Rate-dependent strength and deformation heterogeneity of B4C-reinforced Al composite: Time-resolved imaging with synchrotron X-rays

Abstract

Dynamic (up to 5500 s−1) and quasi-static compression tests are conducted on a 15 wt% B4C particle-reinforced Al (B4C/Al) composite. In situ, high-speed synchrotron X-ray phase contrast imaging and digital image correlation are employed to map mesoscale deformation fields at μm and μs scales. The bulk stress–strain curves show significant strain and strain-rate hardening under dynamic compression. The strain-rate sensitivity exponent is an order of magnitude higher at high strain rates (>103 s−1) than that at low strain rates (<10−2 s−1). Strain field mapping demonstrates distinct compressive strain localizations for both quasi-static and dynamic loading. Nevertheless, compressive strain localizations appear denser in spacing under dynamic loading, owing to spontaneous dislocation nucleation in both weak and strong zones.

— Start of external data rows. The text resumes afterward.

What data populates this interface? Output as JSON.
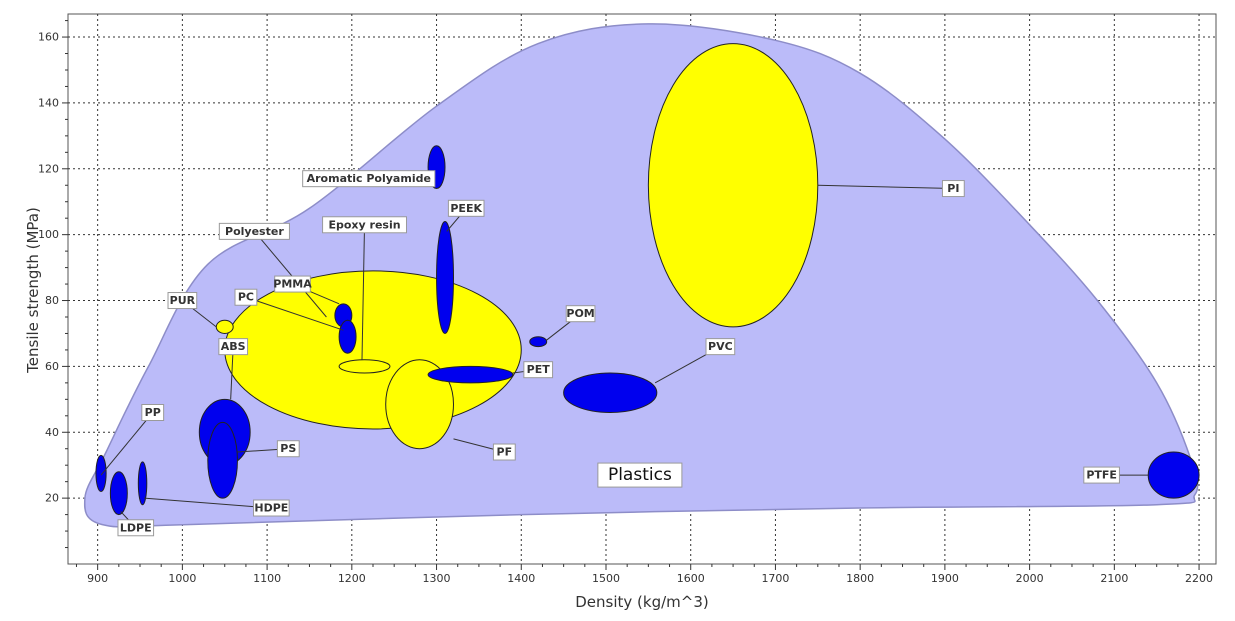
{
  "chart_data": {
    "type": "scatter",
    "title": "",
    "xlabel": "Density (kg/m^3)",
    "ylabel": "Tensile strength (MPa)",
    "xlim": [
      865,
      2220
    ],
    "ylim": [
      0,
      167
    ],
    "x_ticks": [
      900,
      1000,
      1100,
      1200,
      1300,
      1400,
      1500,
      1600,
      1700,
      1800,
      1900,
      2000,
      2100,
      2200
    ],
    "y_ticks": [
      20,
      40,
      60,
      80,
      100,
      120,
      140,
      160
    ],
    "grid": true,
    "legend": "none",
    "envelope": {
      "label": "Plastics",
      "label_at": [
        1540,
        27
      ],
      "boundary": [
        [
          1010,
          12
        ],
        [
          1400,
          15
        ],
        [
          1800,
          17
        ],
        [
          2150,
          18
        ],
        [
          2195,
          21
        ],
        [
          2190,
          32
        ],
        [
          2150,
          55
        ],
        [
          2080,
          80
        ],
        [
          2000,
          103
        ],
        [
          1900,
          129
        ],
        [
          1800,
          149
        ],
        [
          1700,
          159
        ],
        [
          1550,
          164
        ],
        [
          1420,
          158
        ],
        [
          1300,
          139
        ],
        [
          1150,
          108
        ],
        [
          1030,
          91
        ],
        [
          960,
          60
        ],
        [
          910,
          34
        ],
        [
          885,
          20
        ],
        [
          905,
          12
        ]
      ]
    },
    "materials": [
      {
        "name": "Polyester",
        "density": [
          1050,
          1400
        ],
        "strength": [
          41,
          89
        ],
        "kind": "family",
        "label_at": [
          1085,
          101
        ],
        "anchor": [
          1170,
          75
        ]
      },
      {
        "name": "PI",
        "density": [
          1550,
          1750
        ],
        "strength": [
          72,
          158
        ],
        "kind": "family",
        "label_at": [
          1910,
          114
        ],
        "anchor": [
          1750,
          115
        ]
      },
      {
        "name": "PF",
        "density": [
          1240,
          1320
        ],
        "strength": [
          35,
          62
        ],
        "kind": "family",
        "label_at": [
          1380,
          34
        ],
        "anchor": [
          1320,
          38
        ]
      },
      {
        "name": "PUR",
        "density": [
          1040,
          1060
        ],
        "strength": [
          70,
          74
        ],
        "kind": "family",
        "label_at": [
          1000,
          80
        ],
        "anchor": [
          1040,
          72
        ]
      },
      {
        "name": "Epoxy resin",
        "density": [
          1185,
          1245
        ],
        "strength": [
          58,
          62
        ],
        "kind": "family",
        "label_at": [
          1215,
          103
        ],
        "anchor": [
          1212,
          62
        ]
      },
      {
        "name": "Aromatic Polyamide",
        "density": [
          1290,
          1310
        ],
        "strength": [
          114,
          127
        ],
        "kind": "material",
        "label_at": [
          1220,
          117
        ],
        "anchor": [
          1292,
          117
        ]
      },
      {
        "name": "PEEK",
        "density": [
          1300,
          1320
        ],
        "strength": [
          70,
          104
        ],
        "kind": "material",
        "label_at": [
          1335,
          108
        ],
        "anchor": [
          1312,
          101
        ]
      },
      {
        "name": "PMMA",
        "density": [
          1180,
          1200
        ],
        "strength": [
          72,
          79
        ],
        "kind": "material",
        "label_at": [
          1130,
          85
        ],
        "anchor": [
          1185,
          79
        ]
      },
      {
        "name": "PC",
        "density": [
          1185,
          1205
        ],
        "strength": [
          64,
          74
        ],
        "kind": "material",
        "label_at": [
          1075,
          81
        ],
        "anchor": [
          1190,
          71
        ]
      },
      {
        "name": "POM",
        "density": [
          1410,
          1430
        ],
        "strength": [
          66,
          69
        ],
        "kind": "material",
        "label_at": [
          1470,
          76
        ],
        "anchor": [
          1430,
          68
        ]
      },
      {
        "name": "PET",
        "density": [
          1290,
          1390
        ],
        "strength": [
          55,
          60
        ],
        "kind": "material",
        "label_at": [
          1420,
          59
        ],
        "anchor": [
          1390,
          58
        ]
      },
      {
        "name": "PVC",
        "density": [
          1450,
          1560
        ],
        "strength": [
          46,
          58
        ],
        "kind": "material",
        "label_at": [
          1635,
          66
        ],
        "anchor": [
          1558,
          55
        ]
      },
      {
        "name": "PTFE",
        "density": [
          2140,
          2200
        ],
        "strength": [
          20,
          34
        ],
        "kind": "material",
        "label_at": [
          2085,
          27
        ],
        "anchor": [
          2140,
          27
        ]
      },
      {
        "name": "ABS",
        "density": [
          1020,
          1080
        ],
        "strength": [
          30,
          50
        ],
        "kind": "material",
        "label_at": [
          1060,
          66
        ],
        "anchor": [
          1057,
          50
        ]
      },
      {
        "name": "PS",
        "density": [
          1030,
          1065
        ],
        "strength": [
          20,
          43
        ],
        "kind": "material",
        "label_at": [
          1125,
          35
        ],
        "anchor": [
          1065,
          34
        ]
      },
      {
        "name": "PP",
        "density": [
          898,
          910
        ],
        "strength": [
          22,
          33
        ],
        "kind": "material",
        "label_at": [
          965,
          46
        ],
        "anchor": [
          904,
          27
        ]
      },
      {
        "name": "LDPE",
        "density": [
          915,
          935
        ],
        "strength": [
          15,
          28
        ],
        "kind": "material",
        "label_at": [
          945,
          11
        ],
        "anchor": [
          927,
          16
        ]
      },
      {
        "name": "HDPE",
        "density": [
          948,
          958
        ],
        "strength": [
          18,
          31
        ],
        "kind": "material",
        "label_at": [
          1105,
          17
        ],
        "anchor": [
          955,
          20
        ]
      }
    ],
    "colors": {
      "envelope_fill": "#bbbbf9",
      "envelope_stroke": "#8d8dc8",
      "family_fill": "#ffff00",
      "material_fill": "#0000ee",
      "ellipse_stroke": "#222222",
      "grid": "#333333"
    }
  }
}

This results in a higher density of geometrically necessary dislocations, which contributes to the higher strain and strain-rate hardening of B4C/Al under dynamic loading. The ratio of the maximum local strain to the bulk average is ~1.5, and the local strain-rate enhancement cannot explain the increased rate sensitivity of B4C/Al under dynamic loading. Therefore, the rate-dependent deformation heterogeneity dominates the strain-rate hardening of B4C/Al. Postmortem analyses help correlate deformation features to particle- and grain-scale microstructures, yielding consistent results with mesoscale strain fields.